Every day I tell myself I’m gonna be a better person — a better Mom for damn sure and a better wife because even I, at times, wouldn’t want to be married to me.
Every day I tell myself “today will be different” and “today I will be different”. Yet every day, I make the same mistakes over and over again.
I yell at my kids, I make empty threats, and I don’t validate their feelings. I unintentionally scare them, I expect perfection from them, and I selfishly wish they would behave because that would be easier on me.
Yes, me. Me, who at times is seemingly the only person I care about — at least that’s how it comes off to people; mainly the four others who live in my home.
I ignore my husband’s subtle advances, quickly engage in confrontation with each and every conversation that we have, and I don’t always make sure he feels loved. I take him for granted, I expect too much, and I stupidly elongate the distance between us.

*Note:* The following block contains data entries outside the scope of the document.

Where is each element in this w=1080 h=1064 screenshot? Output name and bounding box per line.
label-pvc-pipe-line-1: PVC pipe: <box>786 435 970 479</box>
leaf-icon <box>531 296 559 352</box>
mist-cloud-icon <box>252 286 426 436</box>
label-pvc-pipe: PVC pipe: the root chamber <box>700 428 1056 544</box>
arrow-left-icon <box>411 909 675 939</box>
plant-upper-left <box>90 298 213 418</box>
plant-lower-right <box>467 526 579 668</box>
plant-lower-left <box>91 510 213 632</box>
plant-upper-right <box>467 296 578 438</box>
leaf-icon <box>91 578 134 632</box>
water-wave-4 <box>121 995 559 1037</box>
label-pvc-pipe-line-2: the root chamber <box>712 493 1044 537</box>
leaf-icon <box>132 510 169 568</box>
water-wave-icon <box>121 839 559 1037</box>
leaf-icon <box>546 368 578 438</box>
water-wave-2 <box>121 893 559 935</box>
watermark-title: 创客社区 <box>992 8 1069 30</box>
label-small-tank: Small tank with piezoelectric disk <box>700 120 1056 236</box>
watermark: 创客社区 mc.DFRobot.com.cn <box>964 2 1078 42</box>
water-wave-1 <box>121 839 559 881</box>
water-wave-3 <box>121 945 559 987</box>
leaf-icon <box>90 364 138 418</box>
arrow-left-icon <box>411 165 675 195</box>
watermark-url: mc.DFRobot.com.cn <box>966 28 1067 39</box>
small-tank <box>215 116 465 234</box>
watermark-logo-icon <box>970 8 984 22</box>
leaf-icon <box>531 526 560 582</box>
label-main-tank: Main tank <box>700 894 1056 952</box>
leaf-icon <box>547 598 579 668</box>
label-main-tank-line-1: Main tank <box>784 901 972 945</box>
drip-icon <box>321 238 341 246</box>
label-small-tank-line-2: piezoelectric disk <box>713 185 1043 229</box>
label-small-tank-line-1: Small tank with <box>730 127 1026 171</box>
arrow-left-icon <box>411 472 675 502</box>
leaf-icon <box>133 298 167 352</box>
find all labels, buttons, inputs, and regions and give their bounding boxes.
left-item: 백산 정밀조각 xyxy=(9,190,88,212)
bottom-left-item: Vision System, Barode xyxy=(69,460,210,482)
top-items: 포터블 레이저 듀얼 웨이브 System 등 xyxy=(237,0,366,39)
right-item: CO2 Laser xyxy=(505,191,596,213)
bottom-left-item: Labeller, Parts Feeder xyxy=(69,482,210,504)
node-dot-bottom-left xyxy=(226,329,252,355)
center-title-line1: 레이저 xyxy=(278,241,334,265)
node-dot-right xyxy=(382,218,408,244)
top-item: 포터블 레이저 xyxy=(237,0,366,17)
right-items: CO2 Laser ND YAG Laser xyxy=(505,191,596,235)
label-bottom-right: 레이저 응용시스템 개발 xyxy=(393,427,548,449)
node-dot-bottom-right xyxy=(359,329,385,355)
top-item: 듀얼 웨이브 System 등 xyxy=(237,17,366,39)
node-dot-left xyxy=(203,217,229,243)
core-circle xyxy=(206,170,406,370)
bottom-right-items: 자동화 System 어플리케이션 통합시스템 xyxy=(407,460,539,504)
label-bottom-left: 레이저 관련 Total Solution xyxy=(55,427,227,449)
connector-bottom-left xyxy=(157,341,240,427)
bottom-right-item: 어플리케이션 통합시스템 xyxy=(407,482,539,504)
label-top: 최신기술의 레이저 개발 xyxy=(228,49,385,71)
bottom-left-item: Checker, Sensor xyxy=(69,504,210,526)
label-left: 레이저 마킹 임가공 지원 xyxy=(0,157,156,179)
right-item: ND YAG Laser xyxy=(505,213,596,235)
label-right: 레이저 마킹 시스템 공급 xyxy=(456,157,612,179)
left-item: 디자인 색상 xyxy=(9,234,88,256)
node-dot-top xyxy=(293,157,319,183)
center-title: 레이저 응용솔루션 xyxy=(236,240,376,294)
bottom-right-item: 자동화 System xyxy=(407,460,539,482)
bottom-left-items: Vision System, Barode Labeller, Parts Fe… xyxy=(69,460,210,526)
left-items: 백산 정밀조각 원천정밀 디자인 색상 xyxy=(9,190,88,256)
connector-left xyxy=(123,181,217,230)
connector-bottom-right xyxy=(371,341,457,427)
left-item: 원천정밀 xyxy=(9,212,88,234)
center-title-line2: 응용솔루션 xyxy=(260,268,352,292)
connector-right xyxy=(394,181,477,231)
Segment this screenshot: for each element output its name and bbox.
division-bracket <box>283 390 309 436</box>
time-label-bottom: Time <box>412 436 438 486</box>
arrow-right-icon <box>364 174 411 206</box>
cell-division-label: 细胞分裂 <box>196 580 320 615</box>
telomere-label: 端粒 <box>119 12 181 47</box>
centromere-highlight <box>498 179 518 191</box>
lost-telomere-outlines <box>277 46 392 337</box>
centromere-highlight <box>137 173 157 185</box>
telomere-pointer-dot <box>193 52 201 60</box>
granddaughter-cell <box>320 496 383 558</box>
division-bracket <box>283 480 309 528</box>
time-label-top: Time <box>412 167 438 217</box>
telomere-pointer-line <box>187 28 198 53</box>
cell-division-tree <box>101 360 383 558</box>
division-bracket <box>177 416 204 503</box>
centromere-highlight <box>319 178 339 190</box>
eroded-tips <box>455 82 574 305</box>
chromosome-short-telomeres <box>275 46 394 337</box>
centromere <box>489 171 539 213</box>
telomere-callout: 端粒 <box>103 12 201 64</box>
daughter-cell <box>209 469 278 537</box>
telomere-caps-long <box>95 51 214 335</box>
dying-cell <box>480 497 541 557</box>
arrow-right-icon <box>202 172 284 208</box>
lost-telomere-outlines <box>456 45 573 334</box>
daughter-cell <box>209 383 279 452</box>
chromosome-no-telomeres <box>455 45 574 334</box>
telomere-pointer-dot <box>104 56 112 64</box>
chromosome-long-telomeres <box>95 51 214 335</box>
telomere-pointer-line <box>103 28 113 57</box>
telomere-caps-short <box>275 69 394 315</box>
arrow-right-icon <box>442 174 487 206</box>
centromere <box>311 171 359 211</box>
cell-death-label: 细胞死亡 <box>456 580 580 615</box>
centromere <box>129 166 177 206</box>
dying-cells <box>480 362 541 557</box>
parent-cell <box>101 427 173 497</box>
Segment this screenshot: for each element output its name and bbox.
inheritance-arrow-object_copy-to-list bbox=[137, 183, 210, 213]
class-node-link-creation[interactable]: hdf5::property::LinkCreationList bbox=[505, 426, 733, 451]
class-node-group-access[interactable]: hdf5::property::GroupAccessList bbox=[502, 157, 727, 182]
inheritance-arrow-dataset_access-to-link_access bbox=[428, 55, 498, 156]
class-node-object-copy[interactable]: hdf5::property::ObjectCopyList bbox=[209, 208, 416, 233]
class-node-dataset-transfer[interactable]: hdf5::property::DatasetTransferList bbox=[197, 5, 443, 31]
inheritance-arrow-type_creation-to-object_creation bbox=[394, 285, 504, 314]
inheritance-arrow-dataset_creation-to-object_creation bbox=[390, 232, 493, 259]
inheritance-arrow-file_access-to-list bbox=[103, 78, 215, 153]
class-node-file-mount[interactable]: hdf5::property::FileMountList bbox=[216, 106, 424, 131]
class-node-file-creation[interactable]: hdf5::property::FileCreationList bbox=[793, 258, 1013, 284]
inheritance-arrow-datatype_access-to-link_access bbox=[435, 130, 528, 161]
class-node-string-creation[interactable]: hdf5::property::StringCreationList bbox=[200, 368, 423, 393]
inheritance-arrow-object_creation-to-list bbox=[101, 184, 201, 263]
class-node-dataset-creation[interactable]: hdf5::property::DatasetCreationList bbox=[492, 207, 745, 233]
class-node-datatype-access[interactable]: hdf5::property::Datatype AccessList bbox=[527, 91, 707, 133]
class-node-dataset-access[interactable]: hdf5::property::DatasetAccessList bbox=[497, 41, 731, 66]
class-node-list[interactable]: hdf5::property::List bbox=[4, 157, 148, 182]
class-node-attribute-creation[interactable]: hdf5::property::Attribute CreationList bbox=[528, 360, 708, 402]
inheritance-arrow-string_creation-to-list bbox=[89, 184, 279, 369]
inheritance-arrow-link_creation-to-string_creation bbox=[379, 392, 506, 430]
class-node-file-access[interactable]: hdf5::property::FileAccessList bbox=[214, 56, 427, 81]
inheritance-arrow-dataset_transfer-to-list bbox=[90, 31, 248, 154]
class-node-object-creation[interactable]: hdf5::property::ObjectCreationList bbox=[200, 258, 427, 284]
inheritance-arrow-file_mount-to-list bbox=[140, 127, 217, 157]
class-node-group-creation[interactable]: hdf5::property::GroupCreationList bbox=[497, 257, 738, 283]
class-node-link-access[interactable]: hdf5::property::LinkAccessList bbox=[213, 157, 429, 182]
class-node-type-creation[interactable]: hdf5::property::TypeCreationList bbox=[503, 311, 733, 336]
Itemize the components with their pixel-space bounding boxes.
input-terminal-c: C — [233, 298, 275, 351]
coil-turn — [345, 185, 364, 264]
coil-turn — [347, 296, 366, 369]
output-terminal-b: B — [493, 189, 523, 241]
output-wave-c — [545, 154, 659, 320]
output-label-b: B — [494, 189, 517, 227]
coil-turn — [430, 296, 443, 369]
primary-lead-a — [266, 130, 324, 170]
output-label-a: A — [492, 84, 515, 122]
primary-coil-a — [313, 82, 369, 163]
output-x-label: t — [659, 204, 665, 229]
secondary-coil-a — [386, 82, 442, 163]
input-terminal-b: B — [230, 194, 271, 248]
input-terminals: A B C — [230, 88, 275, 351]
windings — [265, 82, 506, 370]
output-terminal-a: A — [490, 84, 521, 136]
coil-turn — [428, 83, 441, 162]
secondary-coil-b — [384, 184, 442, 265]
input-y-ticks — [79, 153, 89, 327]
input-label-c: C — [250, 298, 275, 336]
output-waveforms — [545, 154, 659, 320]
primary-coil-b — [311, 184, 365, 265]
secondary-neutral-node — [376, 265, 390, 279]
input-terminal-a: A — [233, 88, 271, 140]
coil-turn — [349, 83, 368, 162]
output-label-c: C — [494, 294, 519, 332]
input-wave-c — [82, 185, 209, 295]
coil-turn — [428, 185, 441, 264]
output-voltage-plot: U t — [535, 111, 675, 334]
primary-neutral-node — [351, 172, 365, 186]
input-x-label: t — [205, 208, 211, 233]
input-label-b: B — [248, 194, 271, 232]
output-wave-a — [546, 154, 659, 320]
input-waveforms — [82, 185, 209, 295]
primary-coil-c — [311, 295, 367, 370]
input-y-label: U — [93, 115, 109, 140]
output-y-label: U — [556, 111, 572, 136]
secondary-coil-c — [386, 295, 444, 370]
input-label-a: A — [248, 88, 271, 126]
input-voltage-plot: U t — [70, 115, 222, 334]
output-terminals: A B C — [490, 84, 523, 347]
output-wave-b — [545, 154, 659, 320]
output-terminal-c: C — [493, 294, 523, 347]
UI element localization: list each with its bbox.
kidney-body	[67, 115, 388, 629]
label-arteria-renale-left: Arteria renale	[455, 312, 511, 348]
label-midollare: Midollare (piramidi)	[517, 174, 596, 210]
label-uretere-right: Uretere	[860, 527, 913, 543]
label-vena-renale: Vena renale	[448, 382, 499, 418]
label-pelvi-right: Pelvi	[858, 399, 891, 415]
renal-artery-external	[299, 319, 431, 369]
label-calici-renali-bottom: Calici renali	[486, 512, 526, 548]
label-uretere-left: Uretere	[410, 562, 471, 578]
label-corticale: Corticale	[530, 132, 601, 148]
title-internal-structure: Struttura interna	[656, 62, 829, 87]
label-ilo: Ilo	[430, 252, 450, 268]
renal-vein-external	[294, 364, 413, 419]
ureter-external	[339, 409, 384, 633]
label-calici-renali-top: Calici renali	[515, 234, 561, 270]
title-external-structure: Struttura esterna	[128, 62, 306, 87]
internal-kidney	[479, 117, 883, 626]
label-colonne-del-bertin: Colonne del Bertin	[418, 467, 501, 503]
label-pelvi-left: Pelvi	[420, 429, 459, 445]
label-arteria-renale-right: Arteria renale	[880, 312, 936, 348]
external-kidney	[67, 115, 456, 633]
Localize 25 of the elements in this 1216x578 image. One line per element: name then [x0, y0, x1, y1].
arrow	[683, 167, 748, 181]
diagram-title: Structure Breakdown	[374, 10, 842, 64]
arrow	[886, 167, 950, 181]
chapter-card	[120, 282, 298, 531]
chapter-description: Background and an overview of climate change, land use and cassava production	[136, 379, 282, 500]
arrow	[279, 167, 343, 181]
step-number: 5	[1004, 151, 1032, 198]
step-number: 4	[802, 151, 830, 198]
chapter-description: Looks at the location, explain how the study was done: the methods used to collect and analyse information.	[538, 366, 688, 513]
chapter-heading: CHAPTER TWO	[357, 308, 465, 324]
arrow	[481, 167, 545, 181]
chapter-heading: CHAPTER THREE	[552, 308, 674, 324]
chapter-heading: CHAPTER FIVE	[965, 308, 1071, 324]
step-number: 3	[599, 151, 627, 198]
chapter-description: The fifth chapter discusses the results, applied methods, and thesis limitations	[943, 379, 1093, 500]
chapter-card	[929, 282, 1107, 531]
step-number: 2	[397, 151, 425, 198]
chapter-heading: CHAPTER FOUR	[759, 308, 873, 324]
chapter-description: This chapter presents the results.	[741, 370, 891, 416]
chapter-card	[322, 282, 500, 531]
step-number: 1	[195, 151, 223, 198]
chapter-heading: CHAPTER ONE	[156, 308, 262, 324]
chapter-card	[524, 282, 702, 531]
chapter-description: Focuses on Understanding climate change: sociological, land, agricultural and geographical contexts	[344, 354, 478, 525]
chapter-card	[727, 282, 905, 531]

What is my problem? What is the problem with each and every one of us that has high hopes and dreams for ourselves and the person we want to be in this life, yet we stand in our own darn way at every chance we get.
It’s not a lie when I say I want to be a better person. I want that so damn bad in so many ways and I want it not only for myself but for the ones I love. But, I still manage to screw it up each and every day that I decide not to make any of the actionable changes that I read about, talk about, and long to implement.
You know what though? At least I’m not a fake or a phony.
I am a woman who wants to be a better version of herself and if I fall short of being that every single day until the one day that I finally achieve it, it will be time well spent trying.
And really, when I think about how often I read to better myself, or talk about improving, or take one small step — that alone makes me a better person than I was the day before and that’s something that I’m doing that is not a mistake.